Beijing Institute of Dental Research, Beijing Key Laboratory, Beijing Stomatological Hospital and School of Stomatology, Capital Medical University, Dongcheng District, Beijing, China.
Beijing Institute of Dental Research, Beijing Key Laboratory, Beijing Stomatological Hospital and School of Stomatology, Capital Medical University, Dongcheng District, Beijing, China.
Arch Oral Biol. 2022 Sep;141:105491. doi: 10.1016/j.archoralbio.2022.105491. Epub 2022 Jun 18.

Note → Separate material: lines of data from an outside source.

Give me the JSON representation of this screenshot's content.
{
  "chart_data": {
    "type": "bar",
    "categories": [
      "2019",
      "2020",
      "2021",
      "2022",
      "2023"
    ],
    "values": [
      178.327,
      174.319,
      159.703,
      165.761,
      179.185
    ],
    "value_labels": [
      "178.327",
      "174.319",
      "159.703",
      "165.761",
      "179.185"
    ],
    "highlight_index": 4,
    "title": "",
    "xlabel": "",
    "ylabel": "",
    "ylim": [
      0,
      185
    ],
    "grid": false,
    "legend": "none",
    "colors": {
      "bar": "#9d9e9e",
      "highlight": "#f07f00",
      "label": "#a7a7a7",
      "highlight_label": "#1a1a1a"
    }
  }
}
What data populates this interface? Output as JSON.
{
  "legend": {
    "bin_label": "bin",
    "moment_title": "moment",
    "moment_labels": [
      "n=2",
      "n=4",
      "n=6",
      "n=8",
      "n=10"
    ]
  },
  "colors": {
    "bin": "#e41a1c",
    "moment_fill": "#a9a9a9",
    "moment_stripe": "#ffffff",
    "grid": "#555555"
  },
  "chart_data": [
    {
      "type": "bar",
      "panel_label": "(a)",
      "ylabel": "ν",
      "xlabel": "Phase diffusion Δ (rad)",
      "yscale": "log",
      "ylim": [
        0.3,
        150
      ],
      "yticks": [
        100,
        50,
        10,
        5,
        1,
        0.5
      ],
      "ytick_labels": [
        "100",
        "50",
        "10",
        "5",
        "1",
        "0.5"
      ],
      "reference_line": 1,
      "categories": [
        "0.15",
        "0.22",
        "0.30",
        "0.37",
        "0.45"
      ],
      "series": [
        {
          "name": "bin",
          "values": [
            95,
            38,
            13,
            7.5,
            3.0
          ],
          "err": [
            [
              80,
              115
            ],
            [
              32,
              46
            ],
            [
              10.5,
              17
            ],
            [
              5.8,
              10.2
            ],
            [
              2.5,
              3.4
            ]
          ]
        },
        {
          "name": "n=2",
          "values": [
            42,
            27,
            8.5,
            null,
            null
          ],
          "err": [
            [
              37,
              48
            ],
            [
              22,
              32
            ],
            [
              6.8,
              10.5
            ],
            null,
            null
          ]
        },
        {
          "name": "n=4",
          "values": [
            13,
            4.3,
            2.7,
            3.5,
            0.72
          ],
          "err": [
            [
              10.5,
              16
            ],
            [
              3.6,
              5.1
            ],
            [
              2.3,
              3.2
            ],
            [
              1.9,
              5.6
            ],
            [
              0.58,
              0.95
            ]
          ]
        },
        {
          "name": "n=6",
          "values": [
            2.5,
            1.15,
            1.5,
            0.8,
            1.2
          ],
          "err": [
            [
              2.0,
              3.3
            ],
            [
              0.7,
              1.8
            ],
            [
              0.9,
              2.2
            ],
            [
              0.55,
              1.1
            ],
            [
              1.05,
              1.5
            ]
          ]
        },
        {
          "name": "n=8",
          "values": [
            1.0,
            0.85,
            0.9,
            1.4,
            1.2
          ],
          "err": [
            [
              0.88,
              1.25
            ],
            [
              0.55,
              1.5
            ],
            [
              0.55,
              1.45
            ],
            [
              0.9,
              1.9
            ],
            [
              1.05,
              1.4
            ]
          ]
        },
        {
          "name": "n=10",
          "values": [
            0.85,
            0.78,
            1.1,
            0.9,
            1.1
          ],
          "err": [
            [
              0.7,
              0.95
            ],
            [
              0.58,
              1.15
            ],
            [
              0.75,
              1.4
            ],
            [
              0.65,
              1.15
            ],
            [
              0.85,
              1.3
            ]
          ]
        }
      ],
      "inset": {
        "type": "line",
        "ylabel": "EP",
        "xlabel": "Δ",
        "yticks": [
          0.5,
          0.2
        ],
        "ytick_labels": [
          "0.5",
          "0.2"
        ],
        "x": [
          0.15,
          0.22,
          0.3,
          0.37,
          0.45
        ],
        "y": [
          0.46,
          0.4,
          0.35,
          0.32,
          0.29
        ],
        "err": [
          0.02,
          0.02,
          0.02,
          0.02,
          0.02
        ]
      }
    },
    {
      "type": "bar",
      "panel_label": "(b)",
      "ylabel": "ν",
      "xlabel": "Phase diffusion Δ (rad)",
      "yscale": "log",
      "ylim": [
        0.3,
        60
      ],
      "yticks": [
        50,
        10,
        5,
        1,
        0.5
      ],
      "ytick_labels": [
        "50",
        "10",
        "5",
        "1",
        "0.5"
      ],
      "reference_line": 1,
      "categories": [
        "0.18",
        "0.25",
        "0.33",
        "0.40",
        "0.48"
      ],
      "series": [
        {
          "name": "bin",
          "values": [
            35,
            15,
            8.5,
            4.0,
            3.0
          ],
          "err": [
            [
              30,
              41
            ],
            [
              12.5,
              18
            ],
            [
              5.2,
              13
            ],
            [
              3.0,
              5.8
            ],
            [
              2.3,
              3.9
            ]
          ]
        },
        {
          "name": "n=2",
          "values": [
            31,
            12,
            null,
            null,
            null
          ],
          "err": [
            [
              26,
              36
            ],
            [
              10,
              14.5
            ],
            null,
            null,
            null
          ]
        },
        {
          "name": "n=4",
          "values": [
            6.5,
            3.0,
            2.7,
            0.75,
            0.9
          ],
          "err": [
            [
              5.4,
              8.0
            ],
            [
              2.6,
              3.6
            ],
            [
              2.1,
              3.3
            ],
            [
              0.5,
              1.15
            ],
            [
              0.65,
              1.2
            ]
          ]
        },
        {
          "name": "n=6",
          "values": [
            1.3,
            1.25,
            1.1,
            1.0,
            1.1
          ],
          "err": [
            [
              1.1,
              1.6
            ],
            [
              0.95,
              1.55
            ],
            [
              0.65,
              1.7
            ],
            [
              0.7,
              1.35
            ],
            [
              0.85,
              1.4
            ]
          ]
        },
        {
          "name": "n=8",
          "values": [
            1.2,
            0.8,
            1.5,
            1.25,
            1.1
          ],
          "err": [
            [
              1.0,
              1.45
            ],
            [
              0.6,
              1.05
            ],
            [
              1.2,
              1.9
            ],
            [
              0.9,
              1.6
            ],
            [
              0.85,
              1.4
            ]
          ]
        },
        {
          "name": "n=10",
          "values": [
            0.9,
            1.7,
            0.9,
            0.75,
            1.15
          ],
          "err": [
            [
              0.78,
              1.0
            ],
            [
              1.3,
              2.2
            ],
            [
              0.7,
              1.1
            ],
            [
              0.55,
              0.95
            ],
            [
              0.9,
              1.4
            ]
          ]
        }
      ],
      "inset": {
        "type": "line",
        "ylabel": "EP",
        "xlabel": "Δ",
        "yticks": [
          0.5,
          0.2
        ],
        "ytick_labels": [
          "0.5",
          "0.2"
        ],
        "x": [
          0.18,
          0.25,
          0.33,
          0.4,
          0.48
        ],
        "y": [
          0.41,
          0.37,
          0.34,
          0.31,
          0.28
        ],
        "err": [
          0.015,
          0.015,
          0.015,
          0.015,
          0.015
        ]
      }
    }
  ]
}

As a major risk factor for oral leukoplakia (OLK), oxidative stress can induce intracellular reactive oxygen species (ROS), which is closely related to autophagy. Ras-related protein 7 (Rab7) is an important molecule involved in autophagy. Peroxiredoxin 1 (Prx1) is a key antioxidant protein, overexpressed in a variety of malignant tumors. We found that the expression of Prx1 in OLK was up-regulated, and Prx1 is associated with autophagy. This study aims to identify mechanisms of Prx1 in oxidative stress associated autophagy in human dysplastic oral keratinocyte (DOK) cells.
Hydrogen peroxide (HO) was used to induce autophagy in DOK cells. CCK8 assay and flow cytometry were conducted to examine cell viability, cell apoptosis and intracellular ROS level. Autophagy-associated proteins were detected by western blot and immunofluorescence. MHY1485 was applied to investigate the role of Prx1 in autophagy. On the basis of online docking tool Zdock, Prx1 interacting with Rab7 was verified by immunofluorescence double-staining, Duolink PLA, and Co-immunoprecipitation (Co-IP).
HO induced autophagy and ROS increase in DOK cells, and the expression of Prx1 increased gradually according to HO concentration Prx1 knockdown attenuated the inhibition of MHY1485 on the expressions of autophagy-related proteins and the ratio of LC3 II/LC3 I induced by HO. Moreover, Prx1 interacted with Rab7 in DOK cells.
Prx1 was involved in the regulation of HO-induced autophagy in DOK cells partly by physically interacting with Rab7. Prx1 knockdown promoted autophagy maybe by releasing more Rab7 into the autophagy process.
氧化应激作为口腔白斑(OLK)的主要危险因素,可诱导细胞内活性氧(ROS)产生,这与自噬密切相关。Ras 相关蛋白 7(Rab7)是自噬过程中的重要分子。过氧化物还原酶 1(Prx1)是一种关键的抗氧化蛋白,在多种恶性肿瘤中过表达。我们发现 Prx1 在 OLK 中的表达上调,并且 Prx1 与自噬有关。本研究旨在鉴定 Prx1 在人异型口腔角质形成细胞(DOK)细胞氧化应激相关自噬中的作用机制。
过氧化氢(HO)用于诱导 DOK 细胞自噬。CCK8 检测和流式细胞术用于检测细胞活力、细胞凋亡和细胞内 ROS 水平。通过 Western blot 和免疫荧光检测自噬相关蛋白。MHY1485 用于研究 Prx1 在自噬中的作用。基于在线对接工具 Zdock,通过免疫荧光双染、Duolink PLA 和 Co-IP 验证 Prx1 与 Rab7 的相互作用。
HO 诱导 DOK 细胞自噬和 ROS 增加,且随着 HO 浓度的增加,Prx1 的表达逐渐增加。Prx1 敲低减弱了 MHY1485 对 HO 诱导的自噬相关蛋白表达和 LC3 II/LC3 I 比值的抑制作用。此外,Prx1 在 DOK 细胞中与 Rab7 相互作用。
Prx1 部分通过与 Rab7 物理相互作用参与调节 DOK 细胞中 HO 诱导的自噬。Prx1 敲低可能通过将更多的 Rab7 释放到自噬过程中促进自噬。